Pourquoi vient-on à un groupe de prière ?
Pour prier ! C’est-à-dire pour aller à la rencontre de Dieu qui vient à nous.Prier pour quoi ? Pour grandir dans l’Amour en se mettant à l’écoute de la Parole de Dieu, à la lumière de la vie et de la Parole de Jésus. Pour demander le don parfait : le Saint-Esprit, afin de vivre la fraternité. Pour accueillir l’Amour et le vivre
Pour vivre un travail de conversion, parce qu’il y a toujours quelqu’un que je n’aime pas. Pour me mettre dans la perspective du Royaume en me faisant frère de tous, puisque Dieu est le Père de tous.

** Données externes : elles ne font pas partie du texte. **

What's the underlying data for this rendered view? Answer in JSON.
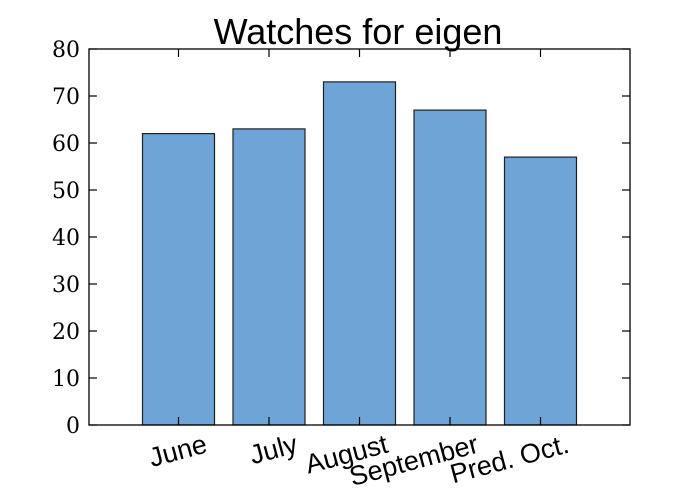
{
  "chart_data": {
    "type": "bar",
    "title": "Watches for eigen",
    "xlabel": "",
    "ylabel": "",
    "categories": [
      "June",
      "July",
      "August",
      "September",
      "Pred. Oct."
    ],
    "values": [
      62,
      63,
      73,
      67,
      57
    ],
    "ylim": [
      0,
      80
    ],
    "yticks": [
      "0",
      "10",
      "20",
      "30",
      "40",
      "50",
      "60",
      "70",
      "80"
    ],
    "grid": false,
    "legend": "none",
    "bar_color": "#6fa5d6",
    "bar_edge_color": "#1f1f1f"
  }
}
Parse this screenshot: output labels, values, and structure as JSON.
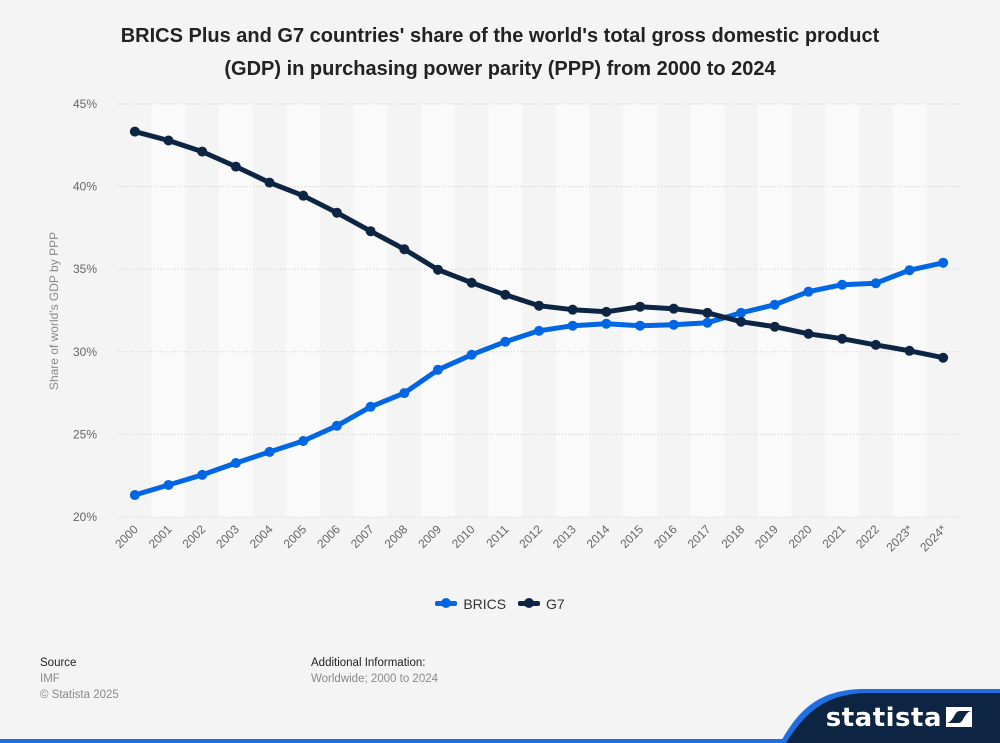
{
  "chart_data": {
    "type": "line",
    "title": "BRICS Plus and G7 countries' share of the world's total gross domestic product (GDP) in purchasing power parity (PPP) from 2000 to 2024",
    "title_lines": [
      "BRICS Plus and G7 countries' share of the world's total gross domestic product",
      "(GDP) in purchasing power parity (PPP) from 2000 to 2024"
    ],
    "xlabel": "",
    "ylabel": "Share of world's GDP by PPP",
    "x": [
      "2000",
      "2001",
      "2002",
      "2003",
      "2004",
      "2005",
      "2006",
      "2007",
      "2008",
      "2009",
      "2010",
      "2011",
      "2012",
      "2013",
      "2014",
      "2015",
      "2016",
      "2017",
      "2018",
      "2019",
      "2020",
      "2021",
      "2022",
      "2023*",
      "2024*"
    ],
    "ylim": [
      20,
      45
    ],
    "yticks": [
      20,
      25,
      30,
      35,
      40,
      45
    ],
    "ytick_labels": [
      "20%",
      "25%",
      "30%",
      "35%",
      "40%",
      "45%"
    ],
    "grid": true,
    "legend_position": "bottom",
    "series": [
      {
        "name": "BRICS",
        "color": "#0066e3",
        "values": [
          21.33,
          21.94,
          22.55,
          23.27,
          23.94,
          24.6,
          25.52,
          26.67,
          27.5,
          28.91,
          29.82,
          30.61,
          31.27,
          31.58,
          31.7,
          31.58,
          31.64,
          31.76,
          32.36,
          32.85,
          33.64,
          34.06,
          34.15,
          34.94,
          35.39
        ]
      },
      {
        "name": "G7",
        "color": "#0d2543",
        "values": [
          43.33,
          42.79,
          42.12,
          41.21,
          40.24,
          39.45,
          38.42,
          37.3,
          36.21,
          34.97,
          34.18,
          33.45,
          32.79,
          32.55,
          32.42,
          32.73,
          32.61,
          32.36,
          31.82,
          31.52,
          31.09,
          30.79,
          30.42,
          30.06,
          29.64
        ]
      }
    ]
  },
  "footer": {
    "source_heading": "Source",
    "source_value": "IMF",
    "copyright": "© Statista 2025",
    "additional_heading": "Additional Information:",
    "additional_value": "Worldwide; 2000 to 2024"
  },
  "brand": {
    "name": "statista",
    "tab_color": "#0d2543",
    "accent_color": "#1f6fe0"
  }
}
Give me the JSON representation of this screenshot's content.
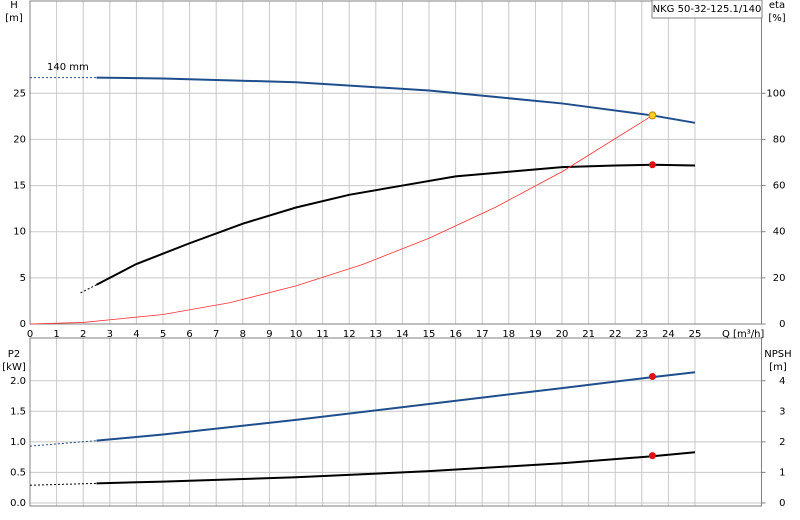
{
  "chart_data": [
    {
      "type": "line",
      "title": "NKG 50-32-125.1/140",
      "annotation": "140 mm",
      "x_label": "Q [m³/h]",
      "y_label": "H",
      "y_unit": "[m]",
      "y2_label": "eta",
      "y2_unit": "[%]",
      "xlim": [
        0,
        27.5
      ],
      "xticks": [
        0,
        1,
        2,
        3,
        4,
        5,
        6,
        7,
        8,
        9,
        10,
        11,
        12,
        13,
        14,
        15,
        16,
        17,
        18,
        19,
        20,
        21,
        22,
        23,
        24,
        25
      ],
      "ylim": [
        0,
        35
      ],
      "yticks": [
        0,
        5,
        10,
        15,
        20,
        25
      ],
      "y2lim": [
        0,
        140
      ],
      "y2ticks": [
        0,
        20,
        40,
        60,
        80,
        100
      ],
      "grid": true,
      "series": [
        {
          "color": "#1f4e8c",
          "style": "dashed",
          "axis": "y",
          "x": [
            0,
            2.5
          ],
          "values": [
            26.7,
            26.7
          ]
        },
        {
          "color": "#1f4e8c",
          "style": "solid",
          "axis": "y",
          "x": [
            2.5,
            5,
            10,
            15,
            20,
            23.4,
            25
          ],
          "values": [
            26.7,
            26.6,
            26.2,
            25.3,
            23.9,
            22.6,
            21.8
          ]
        },
        {
          "color": "#000000",
          "style": "dashed",
          "axis": "y2",
          "x": [
            1.9,
            2.5
          ],
          "values": [
            13.5,
            17
          ]
        },
        {
          "color": "#000000",
          "style": "solid",
          "axis": "y2",
          "x": [
            2.5,
            4,
            6,
            8,
            10,
            12,
            14,
            16,
            18,
            20,
            22,
            23.4,
            25
          ],
          "values": [
            17,
            26,
            35,
            43.5,
            50.5,
            56,
            60,
            64,
            66,
            68,
            68.7,
            69,
            68.7
          ]
        },
        {
          "color": "#ff3030",
          "style": "thin",
          "axis": "y",
          "x": [
            0,
            2,
            5,
            7.5,
            10,
            12.5,
            15,
            17.5,
            20,
            23.4
          ],
          "values": [
            0,
            0.17,
            1.03,
            2.3,
            4.13,
            6.45,
            9.29,
            12.65,
            16.5,
            22.6
          ]
        }
      ],
      "markers": [
        {
          "x": 23.4,
          "y": 22.6,
          "axis": "y",
          "color": "#ffd020"
        },
        {
          "x": 23.4,
          "y": 69,
          "axis": "y2",
          "color": "#e01010"
        }
      ]
    },
    {
      "type": "line",
      "y_label": "P2",
      "y_unit": "[kW]",
      "y2_label": "NPSH",
      "y2_unit": "[m]",
      "xlim": [
        0,
        27.5
      ],
      "ylim": [
        -0.05,
        2.7
      ],
      "yticks": [
        {
          "value": 0,
          "label": "0.0"
        },
        0.5,
        {
          "value": 1,
          "label": "1.0"
        },
        1.5,
        {
          "value": 2,
          "label": "2.0"
        }
      ],
      "y2lim": [
        -0.1,
        5.4
      ],
      "y2ticks": [
        0,
        1,
        2,
        3,
        4
      ],
      "grid": true,
      "series": [
        {
          "color": "#1f4e8c",
          "style": "dashed",
          "axis": "y",
          "x": [
            0,
            2.5
          ],
          "values": [
            0.93,
            1.02
          ]
        },
        {
          "color": "#1f4e8c",
          "style": "solid",
          "axis": "y",
          "x": [
            2.5,
            5,
            10,
            15,
            20,
            23.4,
            25
          ],
          "values": [
            1.02,
            1.12,
            1.36,
            1.62,
            1.88,
            2.06,
            2.14
          ]
        },
        {
          "color": "#000000",
          "style": "dashed",
          "axis": "y2",
          "x": [
            0,
            2.5
          ],
          "values": [
            0.58,
            0.64
          ]
        },
        {
          "color": "#000000",
          "style": "solid",
          "axis": "y2",
          "x": [
            2.5,
            5,
            10,
            15,
            20,
            23.4,
            25
          ],
          "values": [
            0.64,
            0.7,
            0.84,
            1.04,
            1.3,
            1.53,
            1.66
          ]
        }
      ],
      "markers": [
        {
          "x": 23.4,
          "y": 2.07,
          "axis": "y",
          "color": "#e01010"
        },
        {
          "x": 23.4,
          "y": 1.55,
          "axis": "y2",
          "color": "#e01010"
        }
      ]
    }
  ]
}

Dieu se donne, il ne nous demande rien d’autre que d’être disponibles : « Seigneur fais de moi ce qu’il te plaira, pourvu que ta volonté se fasse en moi.
Le groupe de prière est donc un lieu d’apprentissage, d’exercice et quand on demande le Saint-Esprit de cette manière-là, il faut accueillir ses dons et ses charismes… et d’abord les désirer.
Les groupes de prières sont cette école, ce « vert pâturage » où le Seigneur veut nous nourrir pour nous envoyer dans le monde, porteurs du Saint-Esprit.
Qu’est-ce qui différencie un groupe de prière du Renouveau charismatique d’un autre groupe de prière ?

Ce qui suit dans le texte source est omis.